If that is what you want, gensim is the way to go - certainly not the only way to go (tmtoolkit or sklearn also have LDA) but a pretty good choice of paths. That being said, there are ways to ensure reproducability between model runs.
Gensim Reproducability
Set PYTHONHASHSEED=0
From the Python documentation: "On Python 3.3 and greater, hash randomization is turned on by default."
Use random_state
in your model specification
Afaik, all of the gensim methods have a way of specifying the random seed to be used. Choose any number you like, but the default value of zero ("off") and use the same number for each rerun - this ensures that the same input into the random number generators always results in the same output (gensim ldamodel documentation).
Use ldamodel.save() and ldamodel.load() for model persistency
This is also a very useful, timesaving step that keeps you from having to re-run your models every time you start (very important for long-running models).

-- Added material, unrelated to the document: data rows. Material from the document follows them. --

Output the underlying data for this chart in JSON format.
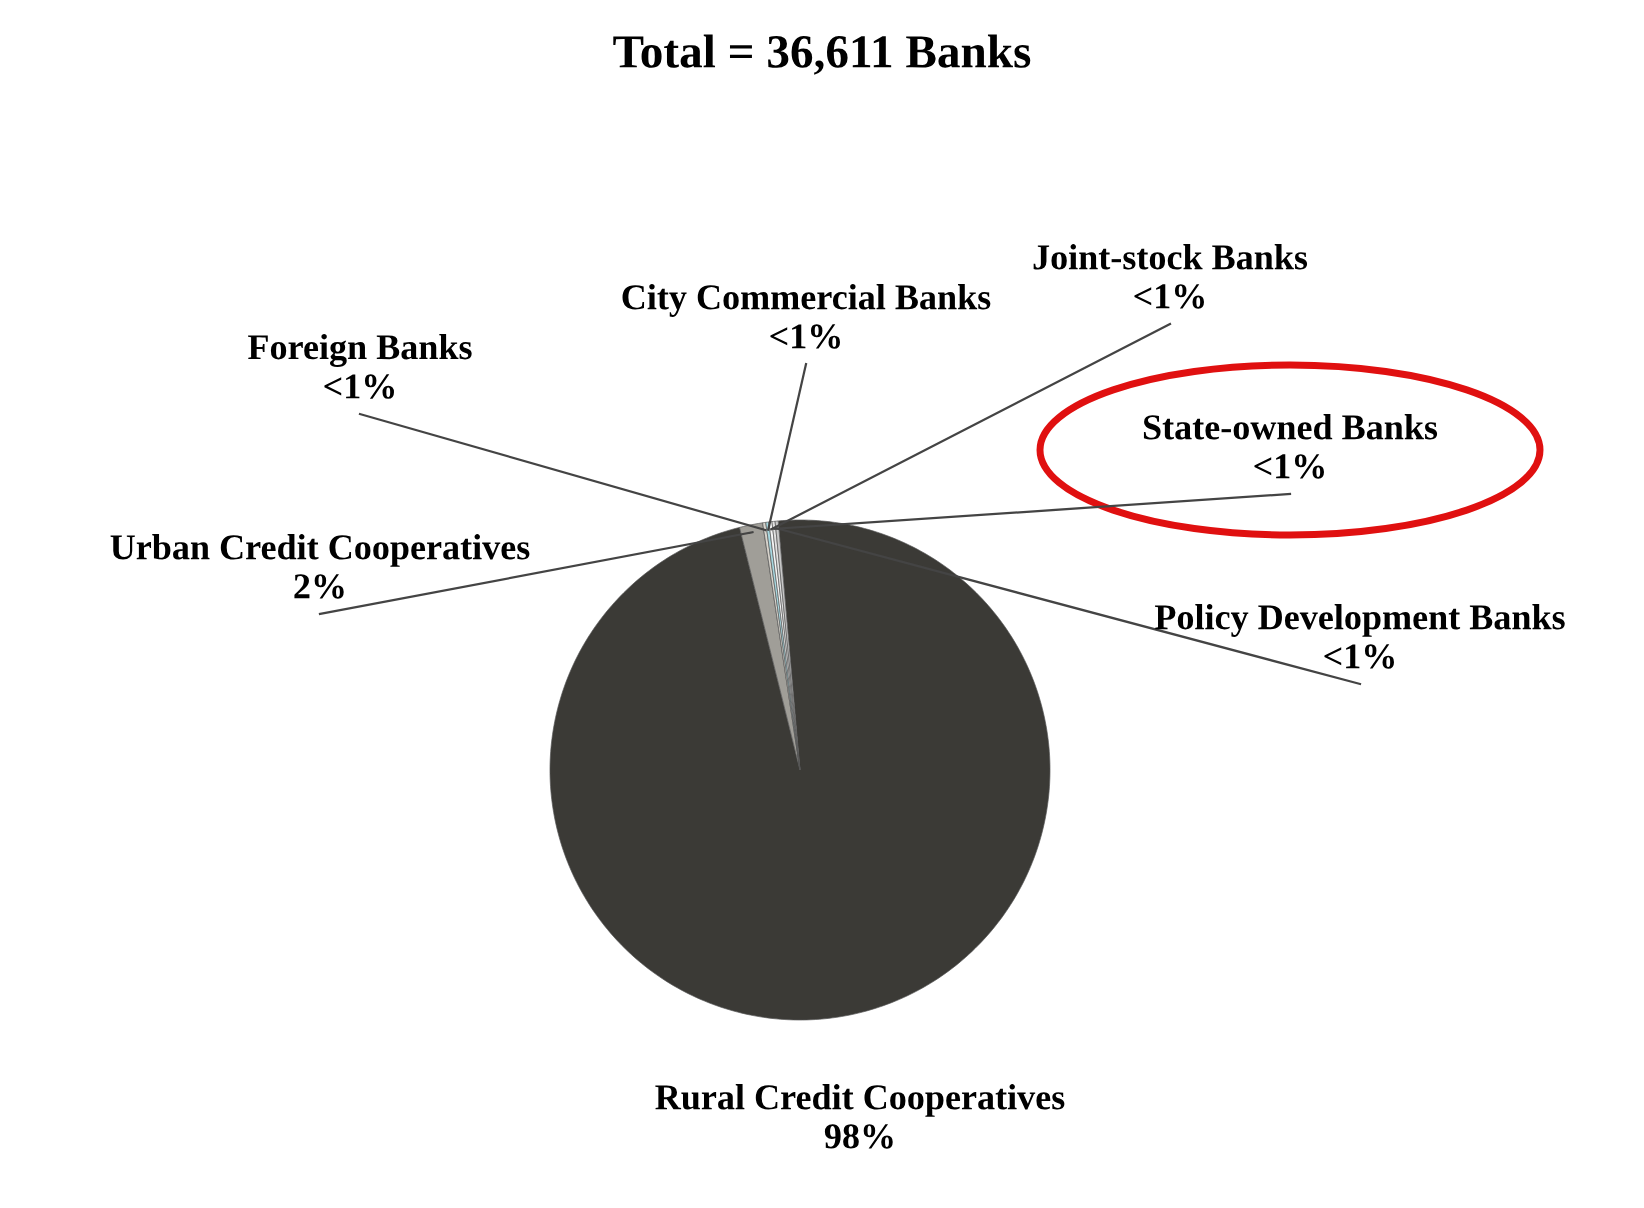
{
  "chart_data": {
    "type": "pie",
    "title": "Total = 36,611 Banks",
    "categories": [
      "Rural Credit Cooperatives",
      "Urban Credit Cooperatives",
      "Foreign Banks",
      "City Commercial Banks",
      "Joint-stock Banks",
      "State-owned Banks",
      "Policy Development Banks"
    ],
    "values": [
      97.5,
      1.5,
      0.2,
      0.2,
      0.2,
      0.2,
      0.2
    ],
    "colors": [
      "#3b3a36",
      "#a09e98",
      "#d8d4cc",
      "#a8d8e0",
      "#f4f4f4",
      "#e0e0e0",
      "#c8c8c8"
    ],
    "value_labels": [
      "98%",
      "2%",
      "<1%",
      "<1%",
      "<1%",
      "<1%",
      "<1%"
    ]
  }
}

Optimize your models and data
This doesn't technically make your models perfectly reproducable, but even without the random seed settings, you will see your model perform better (at the cost of computation time) if you increase iterations
or passes
. Preprocessing also makes a big difference and is an art unto itself - do you choose to lemmatize or stem and why do you do so? This all can have important effects on the outputs and your interpretations.
Caveat: you must use one core only
Multicore methods (LdaMulticore
and the distributed versions) are never 100% reproducible, because of the way the operating system handles multiprocessing.